I had various suicide attempts throughout those years while my boys were gone. When my boys were with me – those were the best times of my life.”

Stephanie’s most recent attempt required life flight to take her to Akron Children’s hospital. When she woke and saw her sister sitting there, she promised she would never do that to her again.

The social workers at Akron Children’s recommended Portage Path Behavioral Health, so when Stephanie left the hospital with no place to live, she moved in with a friend she knew she would be safe with in Alliance and began treatment at Portage Path.

In 2012, Stephanie was evaluated and diagnosed with PTSD, Sever Depression and Bipolar Disorder. She was then placed with a team of counselors and doctors to help get her on the right track. After a few years of counseling, Stephanie also attended ITS – a partial hospitalization group that provides a safe, structured environment where individuals can build essential life and problem-solving skills, improve treatment readiness, and regain a sense of hopefulness about the future.

As Stephanie improved, she was sent to Community Support Services for help with her job search. Stephanie went through a few jobs, all resulting in her firing due to a 3 day incarceration on her record. The bumpy job search caused Stephanie to relapse multiple times into manic depression.

Stephanie was advised to try ITS again – now called Pathways, in 2016. A big tool used in the group now are the 5 core beliefs that clients are told to say to themselves: “I am good enough. I am worthy. I am loveable. I am capable. I am safe. “

“I had no core beliefs – Portage Path started putting me back together again piece by piece. You learn from other people. We’re all different colors with different stories, but we all share the same pain.”

After Pathways, Stephanie’s aunt came back into her life and mentored her toward the Christian faith.

“Between that and Portage Path, I got better. I go to a wonderful church now”
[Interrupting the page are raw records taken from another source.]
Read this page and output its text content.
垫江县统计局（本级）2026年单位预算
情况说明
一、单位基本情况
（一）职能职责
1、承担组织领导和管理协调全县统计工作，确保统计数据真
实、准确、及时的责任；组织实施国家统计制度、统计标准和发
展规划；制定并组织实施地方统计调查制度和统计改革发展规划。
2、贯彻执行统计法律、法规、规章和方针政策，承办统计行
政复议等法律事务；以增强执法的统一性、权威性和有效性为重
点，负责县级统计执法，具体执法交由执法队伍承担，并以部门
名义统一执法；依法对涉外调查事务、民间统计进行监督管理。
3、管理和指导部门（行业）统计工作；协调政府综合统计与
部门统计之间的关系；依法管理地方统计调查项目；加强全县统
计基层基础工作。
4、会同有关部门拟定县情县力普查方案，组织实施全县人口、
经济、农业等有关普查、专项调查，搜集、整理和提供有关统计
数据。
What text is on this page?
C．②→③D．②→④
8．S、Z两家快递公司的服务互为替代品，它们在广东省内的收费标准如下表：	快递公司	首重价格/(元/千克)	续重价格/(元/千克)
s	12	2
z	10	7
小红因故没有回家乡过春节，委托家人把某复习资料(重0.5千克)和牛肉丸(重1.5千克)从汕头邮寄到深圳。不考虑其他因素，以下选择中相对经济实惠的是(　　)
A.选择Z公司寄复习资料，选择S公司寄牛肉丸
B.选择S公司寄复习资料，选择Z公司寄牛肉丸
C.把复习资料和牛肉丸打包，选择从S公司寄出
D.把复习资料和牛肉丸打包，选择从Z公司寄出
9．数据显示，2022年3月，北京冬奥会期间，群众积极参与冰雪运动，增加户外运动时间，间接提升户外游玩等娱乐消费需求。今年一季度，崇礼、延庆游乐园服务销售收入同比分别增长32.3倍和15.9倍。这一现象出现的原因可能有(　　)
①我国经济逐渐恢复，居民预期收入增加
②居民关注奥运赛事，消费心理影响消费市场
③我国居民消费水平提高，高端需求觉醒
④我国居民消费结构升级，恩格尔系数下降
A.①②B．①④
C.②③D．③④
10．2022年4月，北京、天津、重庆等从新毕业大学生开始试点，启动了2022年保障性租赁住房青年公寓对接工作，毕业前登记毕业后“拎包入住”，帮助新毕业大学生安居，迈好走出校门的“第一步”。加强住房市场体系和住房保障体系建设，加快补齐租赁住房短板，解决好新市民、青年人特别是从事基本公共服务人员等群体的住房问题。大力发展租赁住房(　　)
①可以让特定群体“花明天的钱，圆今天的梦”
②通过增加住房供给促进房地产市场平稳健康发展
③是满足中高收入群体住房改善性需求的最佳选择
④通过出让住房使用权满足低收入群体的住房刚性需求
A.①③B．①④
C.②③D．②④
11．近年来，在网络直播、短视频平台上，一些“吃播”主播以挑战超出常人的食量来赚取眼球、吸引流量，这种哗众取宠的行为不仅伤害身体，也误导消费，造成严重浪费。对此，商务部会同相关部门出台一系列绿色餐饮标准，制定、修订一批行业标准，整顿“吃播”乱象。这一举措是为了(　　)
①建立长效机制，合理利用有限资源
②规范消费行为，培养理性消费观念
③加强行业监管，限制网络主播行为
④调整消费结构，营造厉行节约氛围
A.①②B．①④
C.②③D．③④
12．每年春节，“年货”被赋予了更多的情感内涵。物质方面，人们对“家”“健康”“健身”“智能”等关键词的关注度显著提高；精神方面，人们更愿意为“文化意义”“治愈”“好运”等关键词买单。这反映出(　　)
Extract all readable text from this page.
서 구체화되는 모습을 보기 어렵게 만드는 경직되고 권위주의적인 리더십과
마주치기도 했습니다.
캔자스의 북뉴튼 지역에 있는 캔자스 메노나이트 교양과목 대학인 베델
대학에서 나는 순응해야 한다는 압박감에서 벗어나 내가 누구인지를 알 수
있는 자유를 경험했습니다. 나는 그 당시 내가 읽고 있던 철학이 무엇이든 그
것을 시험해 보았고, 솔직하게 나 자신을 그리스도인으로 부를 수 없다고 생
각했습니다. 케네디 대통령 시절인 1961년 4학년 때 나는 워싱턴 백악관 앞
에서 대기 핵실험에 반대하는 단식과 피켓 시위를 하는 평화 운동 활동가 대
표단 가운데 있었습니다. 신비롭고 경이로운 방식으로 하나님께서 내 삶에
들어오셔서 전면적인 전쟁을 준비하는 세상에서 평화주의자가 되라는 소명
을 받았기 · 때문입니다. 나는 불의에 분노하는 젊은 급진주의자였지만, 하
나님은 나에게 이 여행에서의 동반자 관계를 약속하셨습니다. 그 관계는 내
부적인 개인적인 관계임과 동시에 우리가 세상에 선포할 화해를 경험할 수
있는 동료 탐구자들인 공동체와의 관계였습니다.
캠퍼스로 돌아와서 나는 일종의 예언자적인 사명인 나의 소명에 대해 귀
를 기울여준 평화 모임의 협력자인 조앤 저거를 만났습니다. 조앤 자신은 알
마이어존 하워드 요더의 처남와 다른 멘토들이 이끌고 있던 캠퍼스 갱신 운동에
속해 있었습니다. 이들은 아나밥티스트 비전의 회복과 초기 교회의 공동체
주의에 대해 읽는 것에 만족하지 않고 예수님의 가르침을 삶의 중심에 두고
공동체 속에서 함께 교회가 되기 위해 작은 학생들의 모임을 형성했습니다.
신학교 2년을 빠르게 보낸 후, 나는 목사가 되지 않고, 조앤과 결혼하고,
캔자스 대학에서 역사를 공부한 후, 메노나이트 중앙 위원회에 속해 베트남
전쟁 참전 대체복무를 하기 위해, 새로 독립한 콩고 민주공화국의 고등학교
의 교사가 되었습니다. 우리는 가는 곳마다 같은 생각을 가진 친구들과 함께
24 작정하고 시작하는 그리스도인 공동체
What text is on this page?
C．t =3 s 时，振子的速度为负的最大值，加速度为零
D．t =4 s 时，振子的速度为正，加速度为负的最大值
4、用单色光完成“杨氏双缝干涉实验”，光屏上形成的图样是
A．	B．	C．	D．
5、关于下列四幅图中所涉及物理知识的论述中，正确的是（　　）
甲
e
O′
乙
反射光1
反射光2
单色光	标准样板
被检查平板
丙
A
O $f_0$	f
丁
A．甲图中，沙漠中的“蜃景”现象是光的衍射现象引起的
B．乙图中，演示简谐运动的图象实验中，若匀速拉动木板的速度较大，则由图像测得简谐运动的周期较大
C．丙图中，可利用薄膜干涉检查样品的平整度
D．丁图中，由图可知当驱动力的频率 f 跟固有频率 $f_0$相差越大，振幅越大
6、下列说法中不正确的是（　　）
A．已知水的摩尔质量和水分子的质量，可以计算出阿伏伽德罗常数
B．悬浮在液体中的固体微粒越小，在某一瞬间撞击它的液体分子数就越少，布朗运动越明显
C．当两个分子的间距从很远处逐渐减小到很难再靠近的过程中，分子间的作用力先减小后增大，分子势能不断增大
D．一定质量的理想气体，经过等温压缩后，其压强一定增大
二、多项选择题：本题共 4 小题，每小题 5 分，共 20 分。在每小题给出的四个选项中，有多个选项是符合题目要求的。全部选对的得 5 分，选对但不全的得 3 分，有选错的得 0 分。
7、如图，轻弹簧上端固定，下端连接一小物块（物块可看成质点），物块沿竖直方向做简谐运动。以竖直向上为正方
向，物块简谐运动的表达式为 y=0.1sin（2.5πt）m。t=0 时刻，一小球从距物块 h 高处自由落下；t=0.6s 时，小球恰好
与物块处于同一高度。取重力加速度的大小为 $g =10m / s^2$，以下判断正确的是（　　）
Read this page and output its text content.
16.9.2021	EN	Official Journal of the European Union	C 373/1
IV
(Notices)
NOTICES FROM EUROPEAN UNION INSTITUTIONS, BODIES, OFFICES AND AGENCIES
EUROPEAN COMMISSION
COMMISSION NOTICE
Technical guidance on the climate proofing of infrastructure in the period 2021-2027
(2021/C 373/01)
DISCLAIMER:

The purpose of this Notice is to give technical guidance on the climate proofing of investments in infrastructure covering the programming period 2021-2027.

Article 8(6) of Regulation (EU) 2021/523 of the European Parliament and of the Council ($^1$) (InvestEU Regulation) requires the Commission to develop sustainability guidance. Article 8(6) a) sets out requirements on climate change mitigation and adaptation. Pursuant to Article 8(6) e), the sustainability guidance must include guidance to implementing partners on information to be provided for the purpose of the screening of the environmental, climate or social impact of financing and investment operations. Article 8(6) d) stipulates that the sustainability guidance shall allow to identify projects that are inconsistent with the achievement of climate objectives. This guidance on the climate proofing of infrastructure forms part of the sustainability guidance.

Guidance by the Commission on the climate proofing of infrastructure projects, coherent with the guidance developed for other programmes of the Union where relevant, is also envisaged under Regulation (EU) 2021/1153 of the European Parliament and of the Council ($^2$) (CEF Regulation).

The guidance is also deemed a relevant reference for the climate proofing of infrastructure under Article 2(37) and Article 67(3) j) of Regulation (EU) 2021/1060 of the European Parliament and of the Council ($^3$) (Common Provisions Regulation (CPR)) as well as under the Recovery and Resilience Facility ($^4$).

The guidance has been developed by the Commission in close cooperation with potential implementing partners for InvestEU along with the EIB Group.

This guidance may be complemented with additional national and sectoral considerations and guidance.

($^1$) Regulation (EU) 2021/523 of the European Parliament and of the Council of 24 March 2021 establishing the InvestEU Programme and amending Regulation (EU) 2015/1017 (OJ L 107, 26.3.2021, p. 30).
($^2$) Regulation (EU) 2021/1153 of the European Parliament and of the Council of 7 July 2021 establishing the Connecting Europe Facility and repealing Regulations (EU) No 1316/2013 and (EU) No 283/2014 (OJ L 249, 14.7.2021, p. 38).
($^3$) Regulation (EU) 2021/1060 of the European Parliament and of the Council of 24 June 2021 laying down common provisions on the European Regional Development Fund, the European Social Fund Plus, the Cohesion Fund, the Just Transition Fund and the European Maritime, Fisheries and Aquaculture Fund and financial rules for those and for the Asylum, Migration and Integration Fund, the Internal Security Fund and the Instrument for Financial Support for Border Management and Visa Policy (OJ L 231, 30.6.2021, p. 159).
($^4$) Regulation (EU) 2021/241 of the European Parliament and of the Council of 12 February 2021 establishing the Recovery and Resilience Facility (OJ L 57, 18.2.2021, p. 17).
Stephanie then made her way back to CSS to find another job when they informed her of an opening at CSS itself. She interviewed and was told she got the job a week later. One requirement of the job was that the applicant be in recovery so that they can relate to clients and mentor them.

“I know now that that’s why I lived through the last suicide attempt. God was just waiting to put me where I needed to be.”

Just a few weeks after starting her new position at CSS, Stephanie earned the “Catch the Spirit Award”.

Stephanie was then able to go to court and get her jail time expunged.